Bi Gan’s latest creative venture once again finds the visionary director playing with the subject of perspective, seeing through the lens of this liminal space between dream or illusion and reality. If Long Day’s Journey Into Night reflected on how these transparent spaces translate to cinematic storytelliing and its relationship to form, this film takes that idea and blows it wide open. I wrote in my review for Long Day’s Journey that the film, in all its abstractness, is woven around this clear sense of a gradual and persistant movement, one that is captured in this progression through the uncertain spaces in time where things are never quite right but where there is hope of finding something complete. Something real. Something transformed. And more than simply telling a story, it invites the viewer in as a subject to be part of it.
Those same themes and ideas and processes and approaches are applied here, this time given an apocalytpic proportion. Where it becomes about even one of those ideas, it similtaneously finds a way to be about all of those ideas at the same time.

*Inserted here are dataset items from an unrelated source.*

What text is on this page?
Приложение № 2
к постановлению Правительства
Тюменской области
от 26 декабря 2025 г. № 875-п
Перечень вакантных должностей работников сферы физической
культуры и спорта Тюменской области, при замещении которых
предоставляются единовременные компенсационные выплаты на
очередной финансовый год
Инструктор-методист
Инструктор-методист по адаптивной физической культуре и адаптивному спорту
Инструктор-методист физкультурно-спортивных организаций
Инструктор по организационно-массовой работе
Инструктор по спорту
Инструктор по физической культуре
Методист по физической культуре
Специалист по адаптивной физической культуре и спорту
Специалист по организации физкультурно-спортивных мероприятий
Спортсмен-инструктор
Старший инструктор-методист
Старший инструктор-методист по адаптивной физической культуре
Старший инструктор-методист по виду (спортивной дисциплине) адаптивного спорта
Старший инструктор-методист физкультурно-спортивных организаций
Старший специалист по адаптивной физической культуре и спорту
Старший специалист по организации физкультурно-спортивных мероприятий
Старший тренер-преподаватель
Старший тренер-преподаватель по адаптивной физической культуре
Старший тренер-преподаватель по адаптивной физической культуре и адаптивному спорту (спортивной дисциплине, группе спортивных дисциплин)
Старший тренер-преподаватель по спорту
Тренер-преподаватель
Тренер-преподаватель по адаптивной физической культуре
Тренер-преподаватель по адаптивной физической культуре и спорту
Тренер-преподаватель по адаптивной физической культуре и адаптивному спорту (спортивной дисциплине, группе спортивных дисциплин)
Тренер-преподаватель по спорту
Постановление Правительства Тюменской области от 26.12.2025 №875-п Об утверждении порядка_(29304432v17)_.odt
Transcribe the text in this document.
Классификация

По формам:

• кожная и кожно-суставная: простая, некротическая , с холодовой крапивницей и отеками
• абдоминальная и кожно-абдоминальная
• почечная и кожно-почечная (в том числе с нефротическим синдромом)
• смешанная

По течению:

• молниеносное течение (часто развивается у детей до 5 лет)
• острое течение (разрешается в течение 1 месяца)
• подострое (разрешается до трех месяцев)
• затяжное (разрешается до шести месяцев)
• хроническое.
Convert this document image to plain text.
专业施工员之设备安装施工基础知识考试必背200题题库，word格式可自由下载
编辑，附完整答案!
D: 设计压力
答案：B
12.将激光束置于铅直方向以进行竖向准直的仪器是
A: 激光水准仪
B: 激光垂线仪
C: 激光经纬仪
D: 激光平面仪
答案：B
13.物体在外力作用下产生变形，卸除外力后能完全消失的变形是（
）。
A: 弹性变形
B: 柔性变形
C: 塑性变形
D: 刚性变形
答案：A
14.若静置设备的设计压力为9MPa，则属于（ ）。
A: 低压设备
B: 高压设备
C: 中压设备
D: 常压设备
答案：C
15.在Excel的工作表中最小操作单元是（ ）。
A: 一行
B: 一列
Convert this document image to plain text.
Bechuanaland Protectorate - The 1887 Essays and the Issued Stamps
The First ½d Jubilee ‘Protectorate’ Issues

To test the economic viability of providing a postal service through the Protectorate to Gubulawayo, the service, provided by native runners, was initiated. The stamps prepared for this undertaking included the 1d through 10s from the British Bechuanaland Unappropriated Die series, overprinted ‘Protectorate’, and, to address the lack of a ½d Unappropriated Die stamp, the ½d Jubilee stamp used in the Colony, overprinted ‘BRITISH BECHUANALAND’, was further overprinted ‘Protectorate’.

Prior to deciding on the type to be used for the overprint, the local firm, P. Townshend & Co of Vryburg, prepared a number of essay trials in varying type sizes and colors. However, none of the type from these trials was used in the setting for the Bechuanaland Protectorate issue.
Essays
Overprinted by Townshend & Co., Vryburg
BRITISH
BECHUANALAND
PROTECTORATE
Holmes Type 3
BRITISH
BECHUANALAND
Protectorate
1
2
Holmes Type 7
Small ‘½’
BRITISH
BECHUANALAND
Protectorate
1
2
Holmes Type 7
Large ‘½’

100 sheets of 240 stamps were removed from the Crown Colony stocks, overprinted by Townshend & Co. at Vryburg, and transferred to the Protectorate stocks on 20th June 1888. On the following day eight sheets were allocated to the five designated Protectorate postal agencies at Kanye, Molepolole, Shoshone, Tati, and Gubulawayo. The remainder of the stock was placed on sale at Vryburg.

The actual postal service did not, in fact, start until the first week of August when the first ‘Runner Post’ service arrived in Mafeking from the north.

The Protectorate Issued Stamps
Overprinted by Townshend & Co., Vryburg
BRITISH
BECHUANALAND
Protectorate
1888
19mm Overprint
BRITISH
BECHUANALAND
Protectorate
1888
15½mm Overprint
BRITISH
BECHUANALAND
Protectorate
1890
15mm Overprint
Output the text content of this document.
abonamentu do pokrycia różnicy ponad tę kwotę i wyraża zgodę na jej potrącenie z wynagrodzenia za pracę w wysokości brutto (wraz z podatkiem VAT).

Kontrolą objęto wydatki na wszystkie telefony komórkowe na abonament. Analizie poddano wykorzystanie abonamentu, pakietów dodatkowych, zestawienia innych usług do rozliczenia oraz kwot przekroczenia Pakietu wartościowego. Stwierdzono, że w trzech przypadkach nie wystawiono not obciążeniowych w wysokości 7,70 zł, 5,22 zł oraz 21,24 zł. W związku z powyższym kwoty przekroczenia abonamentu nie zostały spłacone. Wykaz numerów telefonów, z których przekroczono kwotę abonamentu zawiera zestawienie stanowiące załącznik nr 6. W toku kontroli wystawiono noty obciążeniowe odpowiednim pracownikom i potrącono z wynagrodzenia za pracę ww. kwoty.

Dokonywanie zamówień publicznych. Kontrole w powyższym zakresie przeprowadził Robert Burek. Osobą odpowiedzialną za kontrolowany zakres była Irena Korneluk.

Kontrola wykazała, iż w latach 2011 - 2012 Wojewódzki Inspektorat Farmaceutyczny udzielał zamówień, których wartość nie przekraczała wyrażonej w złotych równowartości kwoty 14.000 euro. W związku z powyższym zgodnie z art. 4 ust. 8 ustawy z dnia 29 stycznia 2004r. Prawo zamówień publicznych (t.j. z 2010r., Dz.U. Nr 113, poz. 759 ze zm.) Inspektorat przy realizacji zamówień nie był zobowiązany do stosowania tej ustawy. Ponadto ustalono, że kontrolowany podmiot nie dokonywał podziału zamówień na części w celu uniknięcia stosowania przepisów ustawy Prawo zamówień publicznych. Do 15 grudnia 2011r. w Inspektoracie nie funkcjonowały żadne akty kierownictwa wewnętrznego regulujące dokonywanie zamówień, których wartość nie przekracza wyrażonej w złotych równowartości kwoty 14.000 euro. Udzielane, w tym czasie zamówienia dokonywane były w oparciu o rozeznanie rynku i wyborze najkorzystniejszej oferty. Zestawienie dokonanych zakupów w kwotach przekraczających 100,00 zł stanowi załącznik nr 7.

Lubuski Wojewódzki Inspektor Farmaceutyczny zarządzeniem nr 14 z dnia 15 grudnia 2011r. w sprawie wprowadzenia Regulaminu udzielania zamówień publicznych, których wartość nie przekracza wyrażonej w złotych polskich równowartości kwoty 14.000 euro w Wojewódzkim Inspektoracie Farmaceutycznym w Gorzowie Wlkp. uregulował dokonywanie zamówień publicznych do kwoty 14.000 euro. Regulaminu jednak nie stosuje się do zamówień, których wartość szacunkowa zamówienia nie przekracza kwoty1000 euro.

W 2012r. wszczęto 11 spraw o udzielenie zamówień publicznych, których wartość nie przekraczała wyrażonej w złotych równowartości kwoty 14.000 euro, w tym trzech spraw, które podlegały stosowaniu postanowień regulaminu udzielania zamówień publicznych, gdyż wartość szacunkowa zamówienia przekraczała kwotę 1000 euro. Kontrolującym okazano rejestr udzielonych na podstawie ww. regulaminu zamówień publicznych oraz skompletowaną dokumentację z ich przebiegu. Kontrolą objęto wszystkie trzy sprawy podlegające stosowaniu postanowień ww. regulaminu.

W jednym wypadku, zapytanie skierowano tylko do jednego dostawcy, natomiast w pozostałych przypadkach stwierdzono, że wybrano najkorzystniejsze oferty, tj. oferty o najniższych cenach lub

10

In Resurrection the journey is framed by the films structure, told as it is in six parts, each revolving around a different sense (beginning with vision and ending with mind, moving through sound, taste, smell and touch). Each part is set in a particular section of Chinese film history, beginning with the silent film era and moving through to modern expressionism. Here it is as much the story of cinema, seen through the lens of the Chinese cultural imprint, as it is the story of this enigmatic figure whom dies and rises as someone new in each period (all played by the same person within the film). In fact, one of the most signficant factors of Gan’s film is the way cinema becomes a character in and of itself. Resurrection is, in a very real way, telling the story of the dying and rising form through the ages, leaving us with a very real existential question in the wake of its final composition- what do we do when cinema dies? What does cinema itself do? Will it always be resurrected?
Could there be a more timely question for the present state of the American industry, something that many of us are feeling north of the border as well where we struggle to regain a focus on our own regulations and vision for the arts and this specific form? It feels like this could be necessary viewing for anyone looking to recover some sense of what that is in a world where the artform is gradually being reduced to a war of content and politics.
Gan leaves an unsettled and largly haunting sense of potential paths or futures lingering in the backdrop of the films historical narrative, but this isn’t devoid of hope. This isn’t hyperbolic doom scrolling through the inevitable collapse of all things. It’s also not being told through an american lens, thus it is bringing its own set of questions to the table regarding its examination of this universal language. In some sense it wants the liminal space it is creating, between what we hope for and what is in a world that is hard and where suffering is ever present and where death appears to have a final word on beauty, to bleed out into the functional questions of our own lives. If we are trying to locate where this character called cinema is in the course of this film, to make sense of its arc through the history the film is telling, we are, in a very real sense, looking to locate ourselves as well. As silent film in all of its potential starts to disintegrate in front of our eyes, giving way to the technology that drives the form forward into a new era of film theory, where do we root ourselves? Where does the truth persist outside of this aimless thing we might call “progress?” What is this thing called cinema and what language does it speak? Is it still, as it was born into this world as, a visual form? Can we detach it from the embodiment that we as viewers give it in relationship to the “experience” of the artistic creation? Some of the most startling images here involve the disintegration of that embodied form. The erosion of that interconnectedness.
It’s a fundamental question regarding the nature of cinema, and given that the history of the modern world follows this history, it raises fundamental questions regarding the nature of modernism and film. Where the film really digs in is seeing both of these things as affectijng our understanding of the nature of our own humanity. All of these things get intertwined. The death of cinema is always the death of ourselves. The question thus posed is one that can only get told through the act of mythtelling. Or it’s more accurate phrasing, Truth-Telling.
What Truth is underlying modernism? An age where the line between technology and experience is not only getting blurred, but reconstituted as a disembodied form- where we become products of progress. Wherein do we locate the form, the art, that becomes the question when it comes to telling a different narrative. And if Gan is emblemetic of the forms power to transform, regardless of the grip modernism holds, this is a celebration of that marriage between form and experience, the very thing that gives us the capacity to know anything at all. And one of the things that historical memory can awaken, in this case through the history of cinema, is that the way forward through such history is always through the necessary embodiment that connects form and experience to place. That’s the real magic trick here, something that sneaks its way through the overarching narrative and hits so powerfully in that final sequence- that while we are watching the story of cinema unfold, we are in fact watching our own story unfold. It’s one of the most startling meta-elements I’ve seen captured in a long time, where we see cinema looking at the world looking at the cinema has created on screen, and suddenly we realize that this character named cinema is interpreting us, sitting there watching this film. That’s the real power of the films lingering questions.